= Archie's Family Restaurants =

American restaurant chain

Archie's Family Restaurants was an American restaurant chain based on the characters by Archie Comics. The façades showed Jughead Jones eating a hamburger. Around 1972, Archie Comics' parent company, Archie Enterprises, Inc., decided it wanted to further diversify into food service operations. Barbara Kovacs and Gary Kovacs, sole owners of the recently founded BarKo Group, Inc., became interested in the venture and bought stock in the Archie companies. Consequently, BarKo received the contract to develop the restaurants.

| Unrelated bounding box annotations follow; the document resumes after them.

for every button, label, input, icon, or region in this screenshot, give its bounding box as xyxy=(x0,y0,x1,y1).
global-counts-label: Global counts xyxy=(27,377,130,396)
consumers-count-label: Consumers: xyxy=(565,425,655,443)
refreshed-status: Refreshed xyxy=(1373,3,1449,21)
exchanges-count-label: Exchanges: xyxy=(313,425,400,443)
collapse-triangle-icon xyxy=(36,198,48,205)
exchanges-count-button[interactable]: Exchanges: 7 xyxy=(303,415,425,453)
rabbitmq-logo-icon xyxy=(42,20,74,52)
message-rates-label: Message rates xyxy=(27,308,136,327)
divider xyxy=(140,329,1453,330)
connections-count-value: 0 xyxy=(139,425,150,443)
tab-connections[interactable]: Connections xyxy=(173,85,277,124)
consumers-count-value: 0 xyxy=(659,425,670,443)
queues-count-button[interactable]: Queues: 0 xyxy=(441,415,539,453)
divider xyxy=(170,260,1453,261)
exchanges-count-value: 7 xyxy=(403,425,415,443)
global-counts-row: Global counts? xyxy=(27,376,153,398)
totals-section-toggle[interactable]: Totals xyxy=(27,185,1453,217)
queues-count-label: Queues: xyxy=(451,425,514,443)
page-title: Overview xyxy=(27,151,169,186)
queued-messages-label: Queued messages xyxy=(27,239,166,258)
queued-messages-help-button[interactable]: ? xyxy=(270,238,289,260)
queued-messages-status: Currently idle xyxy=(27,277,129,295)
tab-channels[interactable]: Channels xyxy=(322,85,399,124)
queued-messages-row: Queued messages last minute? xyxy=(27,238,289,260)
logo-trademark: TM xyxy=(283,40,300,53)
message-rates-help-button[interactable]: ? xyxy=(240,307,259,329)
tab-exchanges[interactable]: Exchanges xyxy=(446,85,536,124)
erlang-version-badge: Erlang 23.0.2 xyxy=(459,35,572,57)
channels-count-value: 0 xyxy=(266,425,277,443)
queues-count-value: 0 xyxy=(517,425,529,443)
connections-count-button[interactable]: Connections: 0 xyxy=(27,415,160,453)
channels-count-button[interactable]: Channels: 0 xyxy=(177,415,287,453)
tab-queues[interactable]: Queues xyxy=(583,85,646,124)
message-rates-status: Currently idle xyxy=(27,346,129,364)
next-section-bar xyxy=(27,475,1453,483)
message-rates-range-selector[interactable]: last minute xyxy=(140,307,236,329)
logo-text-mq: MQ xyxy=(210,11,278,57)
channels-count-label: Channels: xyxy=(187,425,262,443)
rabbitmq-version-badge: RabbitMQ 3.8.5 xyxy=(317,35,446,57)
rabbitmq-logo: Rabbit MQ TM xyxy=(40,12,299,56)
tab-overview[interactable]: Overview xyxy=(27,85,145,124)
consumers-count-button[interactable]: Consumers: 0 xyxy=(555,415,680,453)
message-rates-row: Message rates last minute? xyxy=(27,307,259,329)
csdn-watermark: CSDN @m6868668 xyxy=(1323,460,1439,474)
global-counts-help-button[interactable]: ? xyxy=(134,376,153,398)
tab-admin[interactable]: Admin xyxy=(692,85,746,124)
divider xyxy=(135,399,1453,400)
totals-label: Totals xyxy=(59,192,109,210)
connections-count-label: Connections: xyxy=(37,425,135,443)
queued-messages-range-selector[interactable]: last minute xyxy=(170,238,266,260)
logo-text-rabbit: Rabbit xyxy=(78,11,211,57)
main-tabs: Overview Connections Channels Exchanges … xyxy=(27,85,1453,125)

In 1973, the first Archie's restaurant opened in Joliet, Illinois, on the north-east corner of Hammes and Jefferson (U.S. Route 52). An eight-page promotional comic, written by Frank Doyle, illustrated by Harry Lucey, and titled "Archie's Restaurant", was published in the 136th issue of Life with Archie. The comic notably featured Maurice Berlinsky, then the real-life mayor of Joliet, and Bob Anderson, then the real-life director of First National Bank of Joliet. The Archie's Restaurant storyline was also featured in issues #26-30 of Everything's Archie, and Pep Comics #280 and #295.

The next restaurant opened in Merrillville, Indiana. By May 1974, two more were on the drawing boards, for Matteson and Homewood, Illinois. Within five years, Kovacs hoped to open Archie's restaurants throughout the states of Illinois, Indiana, Michigan, Ohio, Pennsylvania, New Jersey, and New York. However, the two existing locations were badly mismanaged, which prompted Archie Comics to close them down and buy the stock back from BarKo.